The aspect grew worse. Blood dropped onto the steps. There was a reek in the air. It would not be denied, would not go away; and Stilcho walked away down the tangled path to the iron gate, where the brush and the trees and the earth itself gave way to dark air, to the black river that gnawed and muttered at the shore on which the house sat. He looked back, never having hoped the ghost would retreat. "For godssakes, man-"
"He's in trouble," Janni said. "My partner's in trouble, dammit-"
'Not your partner. No longer your partner. You're dead, have you got it yet?" Stilcho blinked and ran a hand through his hair, grimaced as the ghost achieved his worst aspect. Stilcho had a real body, however scarred and maimed; and Janni had none; or had whatever his mood of the moment gave him, which was the way with ghosts of Janni's sort. "If She finds you off patrol again-"
"She'll do what? Kill me? Look, friend-"
'Not your friend. There're new ghosts in hell. You know them. You know who made them-"

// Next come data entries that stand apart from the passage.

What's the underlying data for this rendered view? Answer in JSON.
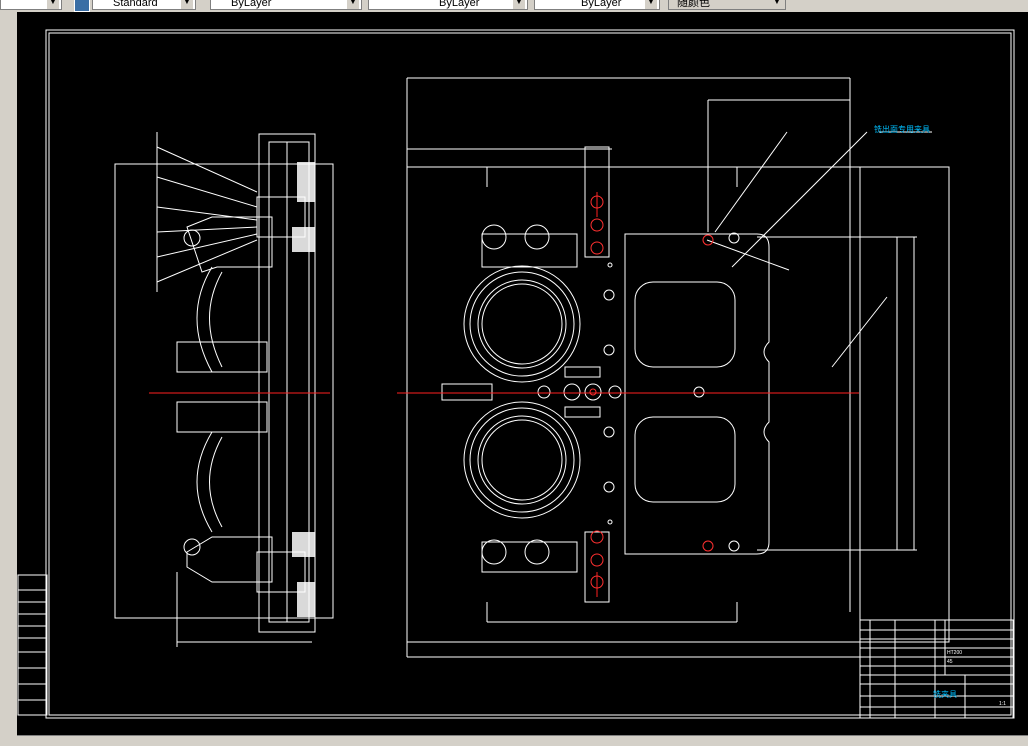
{
  "toolbar": {
    "text_style": "Standard",
    "layer": "ByLayer",
    "linetype": "ByLayer",
    "lineweight": "ByLayer",
    "color": "随颜色"
  },
  "drawing": {
    "title_label": "铣出面专用夹具",
    "block_title": "铣夹具",
    "material_1": "45",
    "material_2": "HT200",
    "scale": "1:1",
    "frame_color": "#ffffff",
    "center_line_color": "#ff2020",
    "hole_color": "#ff3030",
    "leader_color": "#00bfff"
  }
}
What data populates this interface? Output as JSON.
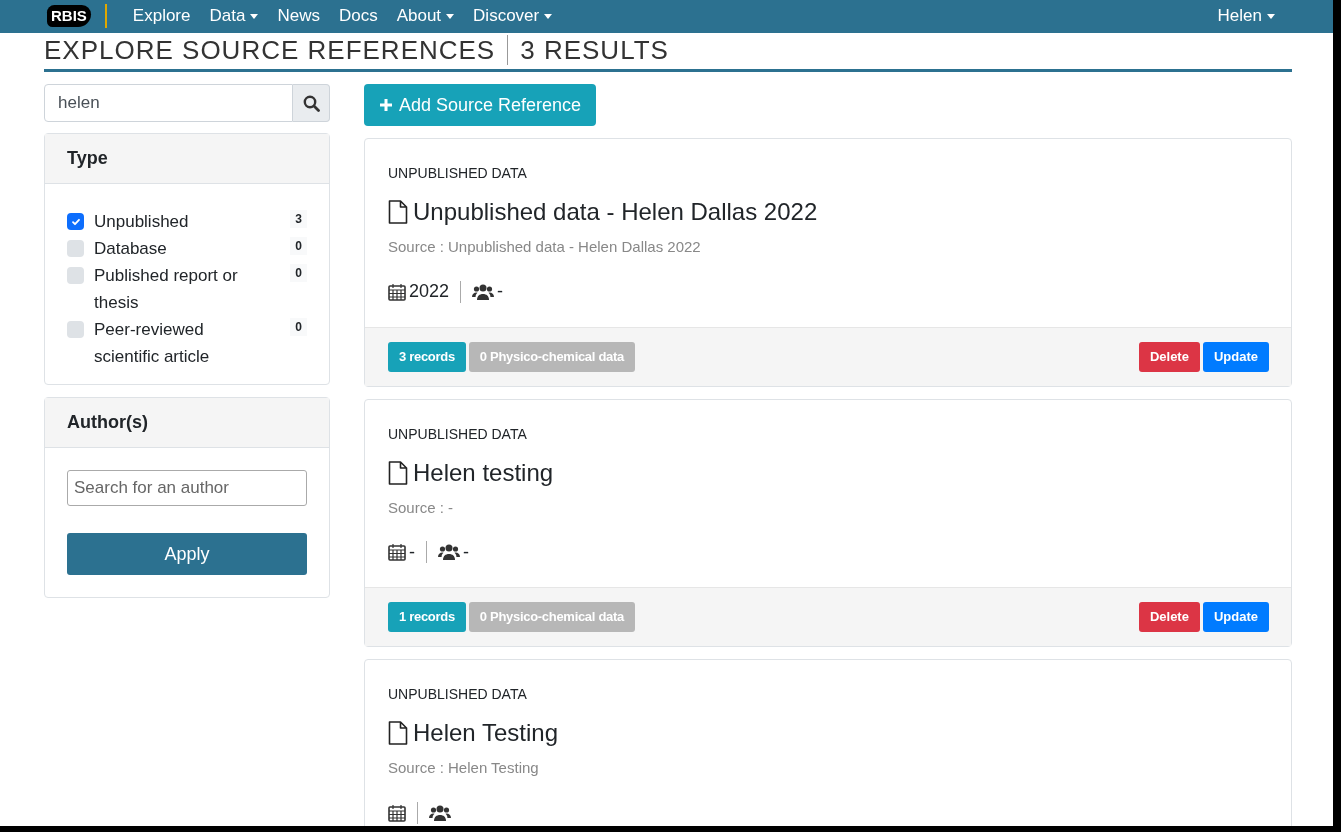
{
  "navbar": {
    "logo": "RBIS",
    "items": [
      {
        "label": "Explore",
        "dropdown": false
      },
      {
        "label": "Data",
        "dropdown": true
      },
      {
        "label": "News",
        "dropdown": false
      },
      {
        "label": "Docs",
        "dropdown": false
      },
      {
        "label": "About",
        "dropdown": true
      },
      {
        "label": "Discover",
        "dropdown": true
      }
    ],
    "user": {
      "label": "Helen",
      "dropdown": true
    }
  },
  "page": {
    "title": "EXPLORE SOURCE REFERENCES",
    "count": "3 RESULTS"
  },
  "search": {
    "value": "helen"
  },
  "type_filter": {
    "title": "Type",
    "options": [
      {
        "label": "Unpublished",
        "count": "3",
        "checked": true
      },
      {
        "label": "Database",
        "count": "0",
        "checked": false
      },
      {
        "label": "Published report or thesis",
        "count": "0",
        "checked": false
      },
      {
        "label": "Peer-reviewed scientific article",
        "count": "0",
        "checked": false
      }
    ]
  },
  "author_filter": {
    "title": "Author(s)",
    "placeholder": "Search for an author",
    "button": "Apply"
  },
  "add_button": "Add Source Reference",
  "references": [
    {
      "type": "UNPUBLISHED DATA",
      "title": "Unpublished data - Helen Dallas 2022",
      "source": "Source : Unpublished data - Helen Dallas 2022",
      "year": "2022",
      "authors": "-",
      "records": "3 records",
      "physico": "0 Physico-chemical data",
      "actions": [
        "Delete",
        "Update"
      ]
    },
    {
      "type": "UNPUBLISHED DATA",
      "title": "Helen testing",
      "source": "Source : -",
      "year": "-",
      "authors": "-",
      "records": "1 records",
      "physico": "0 Physico-chemical data",
      "actions": [
        "Delete",
        "Update"
      ]
    },
    {
      "type": "UNPUBLISHED DATA",
      "title": "Helen Testing",
      "source": "Source : Helen Testing"
    }
  ]
}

"It was overdue." Janni's face acquired eyes, glaring through a red film in the moonlight. "Long overdue, that housecleaning. What were they to you? Half Rankene, nothings-They had their chance."
Stilcho turned and glared, his back to the river. "My dead-you sanctimonious prig. My dead-" Stepsons murdered by Stepsons, his barracksmates slaughtered, and several-score bewildered, betrayed ghosts were clamoring tonight at the gates of Hell. It was Ischade's doing, and Straton's; but Stilcho did not carry that complaint where it was due. "No wonder you don't want to go back down there-Is that it, Janni-butcher? Partner to butchers? Hell got too large a welcoming-committee waiting for you?" Janni reached for him in anger and Stilcho retreated against the low gate. It gave backward unexpectedly, above the abyss, and Stilcho's heart jumped. He feared wards broken. He feared the steep slope that the path took along the riverside, and remembered that he could die of other things than Ischade's inattention. He stood in the gateway and held his ground with bluff. "Don't you lay a hand on me. Or I'll take you back where I got you. Now. And you'll find the witch-bitch Roxane was pleasant company. What's in hell is forever, Janni-ghost. And they'll love to have you with them, damned, like them. They'll wait at the gates for you. Real patient. Or shall I call their names? I know their names, Janni-prig. I don't think you ever bothered to learn them."